Title:  Every Word a Lie

A light blue cover with a text box at the top with Ca and predictive text below that reads Catxh a, catfish, killer. A white keyboard is below that reads Every Word A with red fingerprints and lipstick on top. Lie is in read at the bottom.

Author: Sue Wallman

Genre: Crime

Publisher: Scholastic UK

Published: 1st November 2023

Format: Paperback

Pages: 320

Price: $19.99

Synopsis: Someone is catfishing … to kill. Award-winning author Sue Wallman tells a nail-biting story of a catfishing prank that gets out of control … and gets deadly. Two friends, Amy and Stan, plan revenge on their prankster friend Hollie by catfishing her as her crush. They only mean to do it for a day or two – but then Hollie ends up dead. As the catfish continues to strike others, Amy needs to find out: who is really in control of the catfish? Can she trust anyone? And is she the killer’s next target?

~*~

Amy, Hollie, and Stan are getting towards the end of high school, and they love playing pranks on each other. But when Hollie signs Stan and Amy up to clean the schoolyard, they decide to get revenge. They know Hollie has a crush on a local tennis player – and decide to send her messages as him for a few days. But once Hollie ends up dead, Amy and Stan are embroiled in the case – the last people to potentially contact Hollie. Soon, more people start dying who were also targeted after Stan and Amy stopped their prank. It’s unclear who it could be – everyone is a suspect, and soon, Amy doesn’t know who she can trust, and feels like she could be the killer’s next target.

Social media and teens collide in this book, and not in a great way. In other books I’ve read about teenagers using social media or solving crimes, it’s almost used as a tool to help find the killer. Yet in Sue Wallman’s new book, the main characters, who use social media a lot, are scared. The world they use to communicate is tainted, and the adults in their lives are protective and determined to shield them from the horrors. The sinister theme of the book examines the dangers of social media, but also shows that we don’t always know who people really are – even if we know them in real life. It examines friendship and family through the eyes of teenagers grappling with the end of high school and their plans for the future.

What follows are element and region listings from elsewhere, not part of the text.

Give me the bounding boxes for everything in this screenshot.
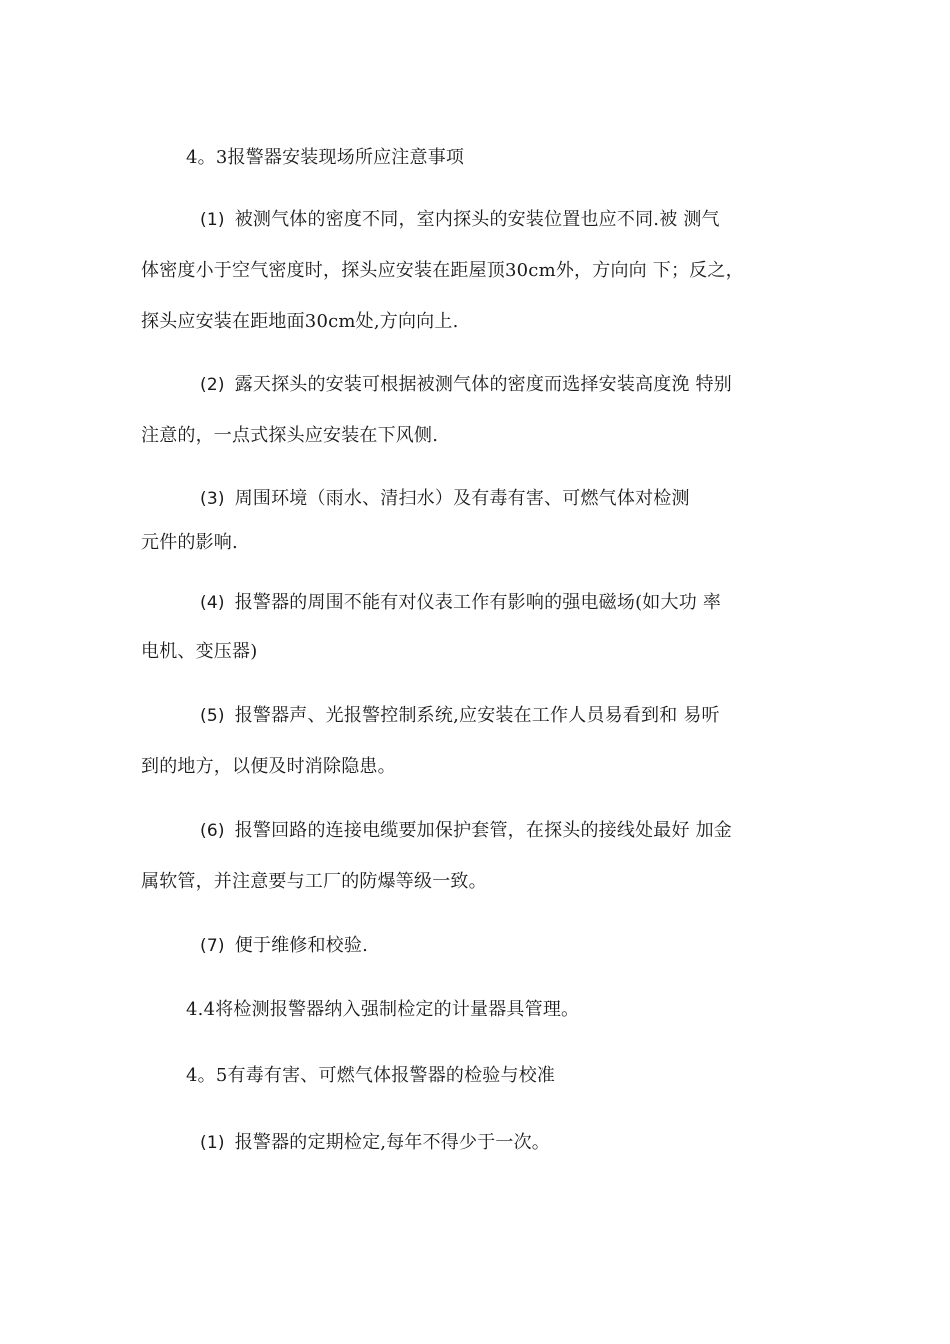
item3-number: (3) — [200, 489, 225, 509]
item6-number: (6) — [200, 821, 225, 841]
section-4-4-text: 4.4将检测报警器纳入强制检定的计量器具管理。 — [186, 999, 580, 1020]
item2-text-line1: 露天探头的安装可根据被测气体的密度而选择安装高度浼 特别 — [234, 374, 733, 395]
section-4-5-item1-number: (1) — [200, 1133, 225, 1153]
section-4-5-item1 — [200, 1131, 550, 1155]
item1-line1 — [200, 208, 720, 232]
item4-text-line1: 报警器的周围不能有对仪表工作有影响的强电磁场(如大功 率 — [234, 592, 722, 613]
item2-line1 — [200, 373, 732, 397]
item1-line3: 探头应安装在距地面30cm处,方向向上. — [141, 311, 459, 332]
item7-number: (7) — [200, 936, 225, 956]
item3-line2: 元件的影响. — [141, 532, 238, 553]
item1-text-line1: 被测气体的密度不同，室内探头的安装位置也应不同.被 测气 — [234, 209, 720, 230]
item6-text-line1: 报警回路的连接电缆要加保护套管，在探头的接线处最好 加金 — [234, 820, 733, 841]
item6-line2: 属软管，并注意要与工厂的防爆等级一致。 — [141, 871, 487, 892]
item1-number: (1) — [200, 210, 225, 230]
item3-text-line1: 周围环境（雨水、清扫水）及有毒有害、可燃气体对检测 — [234, 488, 690, 509]
section-4-5-heading: 4。5有毒有害、可燃气体报警器的检验与校准 — [186, 1065, 556, 1086]
item3-line1 — [200, 487, 690, 511]
item6-line1 — [200, 819, 732, 843]
item5-line2: 到的地方，以便及时消除隐患。 — [141, 756, 396, 777]
item5-text-line1: 报警器声、光报警控制系统,应安装在工作人员易看到和 易听 — [234, 705, 720, 726]
item7-line1 — [200, 934, 368, 958]
item1-line2: 体密度小于空气密度时，探头应安装在距屋顶30cm外，方向向 下；反之， — [141, 260, 744, 281]
item4-line1 — [200, 591, 721, 615]
item2-number: (2) — [200, 375, 225, 395]
item5-line1 — [200, 704, 720, 728]
item2-line2: 注意的，一点式探头应安装在下风侧. — [141, 425, 439, 446]
item4-line2: 电机、变压器) — [141, 641, 258, 662]
item7-text-line1: 便于维修和校验. — [234, 935, 369, 956]
section-4-3-heading: 4。3报警器安装现场所应注意事项 — [186, 147, 465, 168]
item5-number: (5) — [200, 706, 225, 726]
section-4-5-item1-text: 报警器的定期检定,每年不得少于一次。 — [234, 1132, 551, 1153]
item4-number: (4) — [200, 593, 225, 613]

The novel gets into the mind of teens faced with losing friends and not feeling safe – things we have all felt at some stage in our lives though perhaps not in the way that these characters are losing friends – the brutality and finality of the deaths is sombre, making the novel dark and uncertain. As a reader, you’re always on edge, and I think I would be, however the stalker was communicating with the main character. It shows that someone will use any medium to trick people or stalk them, to scare them and eventually, kill them. And like any good novel, Sue sets up everything effectively, from the prank to the range of red herrings and suspects, and the way people respond to what has happened and who they blame. I think it shows a sense of reality that people will often blame the people they see as easy targets even when the real killer is caught, because they will already have preconceived beliefs about people. I felt for Amy and Stan throughout the book – who were not guilty for Hollie’s death, and they showed remorse for what they had done. I felt that should have counted for something, even if some of the other characters didn’t.

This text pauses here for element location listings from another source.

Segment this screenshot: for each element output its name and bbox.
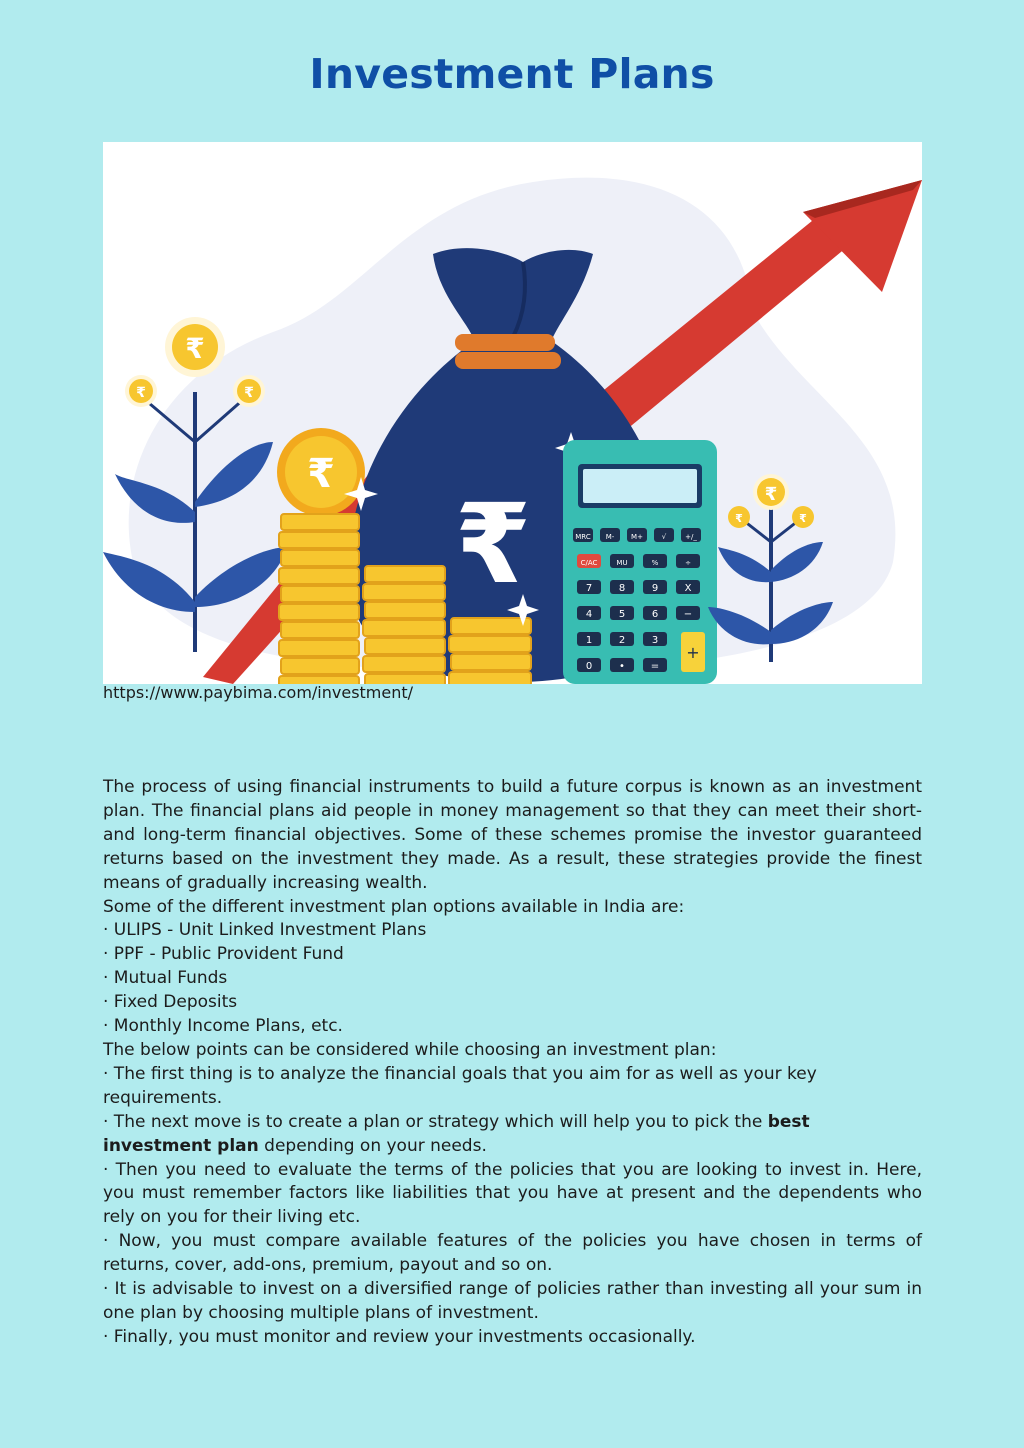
point-diversify: · It is advisable to invest on a diversified range of policies rather than investing all your sum in one plan by choosing multiple plans of investment. [103, 1279, 922, 1323]
calculator-key-label: 7 [585, 583, 593, 594]
svg-text:₹: ₹ [735, 512, 743, 525]
calculator-key-label: M- [605, 533, 615, 541]
calculator-key-label: 5 [618, 609, 626, 620]
point-analyze-goals: · The first thing is to analyze the financial goals that you aim for as well as your key requirements. [103, 1063, 817, 1108]
svg-text:₹: ₹ [136, 385, 146, 401]
calculator-key-label: 6 [651, 609, 659, 620]
svg-text:₹: ₹ [799, 512, 807, 525]
point-monitor: · Finally, you must monitor and review your investments occasionally. [103, 1326, 696, 1347]
investment-illustration [103, 142, 922, 684]
best-investment-plan-keyword: best investment plan [103, 1111, 810, 1156]
calculator-key-label: % [651, 559, 659, 567]
option-item-monthly-income: · Monthly Income Plans, etc. [103, 1016, 343, 1037]
svg-text:₹: ₹ [185, 332, 205, 365]
calculator-key-label: MRC [575, 533, 591, 541]
calculator-key-label: = [650, 661, 660, 672]
calculator-key-label: X [684, 583, 692, 594]
calculator-key-label: M+ [631, 533, 643, 541]
point-create-plan [103, 1111, 922, 1159]
calculator-key-label: 0 [585, 661, 593, 672]
points-heading: The below points can be considered while choosing an investment plan: [103, 1039, 717, 1060]
calculator-key-label: 4 [585, 609, 593, 620]
option-item-mutual-funds: · Mutual Funds [103, 968, 228, 989]
article-body [103, 776, 922, 1350]
svg-text:₹: ₹ [244, 385, 254, 401]
intro-paragraph: The process of using financial instruments to build a future corpus is known as an investment plan. The financial plans aid people in money management so that they can meet their short- and long-term financial objectives. Some of these schemes promise the investor guaranteed returns based on the investment they made. As a result, these strategies provide the finest means of gradually increasing wealth. [103, 777, 922, 893]
page-title: Investment Plans [309, 50, 715, 98]
option-item-fixed-deposits: · Fixed Deposits [103, 992, 238, 1013]
source-url: https://www.paybima.com/investment/ [103, 683, 414, 702]
rupee-coin-icon [277, 428, 365, 516]
point-create-plan-text: · The next move is to create a plan or strategy which will help you to pick the [103, 1111, 768, 1132]
svg-text:₹: ₹ [764, 484, 778, 505]
calculator-key-label: 9 [651, 583, 659, 594]
option-item-ppf: · PPF - Public Provident Fund [103, 944, 344, 965]
calculator-key-label: 8 [618, 583, 626, 594]
options-heading: Some of the different investment plan options available in India are: [103, 896, 685, 917]
calculator-key-label: +/_ [685, 533, 697, 541]
calculator-key-label: 1 [585, 635, 593, 646]
point-evaluate-terms: · Then you need to evaluate the terms of the policies that you are looking to invest in. Here, you must remember factors like liabilities that you have at present and the dependents who rely on you for their living etc. [103, 1159, 922, 1228]
calculator-key-label: 3 [651, 635, 659, 646]
svg-text:₹: ₹ [307, 451, 335, 497]
calculator-icon [563, 440, 717, 684]
calculator-key-label: C/AC [580, 559, 598, 567]
bag-rupee-symbol: ₹ [454, 480, 532, 608]
point-compare-features: · Now, you must compare available features of the policies you have chosen in terms of returns, cover, add-ons, premium, payout and so on. [103, 1231, 922, 1276]
calculator-key-label: − [683, 609, 693, 620]
calculator-key-label: ÷ [685, 559, 691, 567]
point-create-plan-text-end: depending on your needs. [258, 1135, 487, 1156]
calculator-key-label: MU [616, 559, 628, 567]
option-item-ulips: · ULIPS - Unit Linked Investment Plans [103, 920, 427, 941]
calculator-plus-key-label: + [686, 643, 700, 662]
calculator-key-label: • [619, 661, 625, 672]
calculator-key-label: 2 [618, 635, 626, 646]
calculator-key-label: √ [661, 533, 667, 541]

It is the kind of novel where you know there will be a resolution, but not everything will have a happy ending, which is very much what I often see in crime fiction, and I think this reflects reality. There are some things that can’t be repaired, and some relationships that will be altered forever, and be difficult to fix. But in the end, there will be people who will stand by your side – and friendships that will form from tragedy, and it was these friendships at the end of this novel that I felt were going to last beyond the story for Amy and Stan.

Another intriguing crime novel for young adults dealing with a world that they know, coupled with the timeless fears and acts that worry all generations.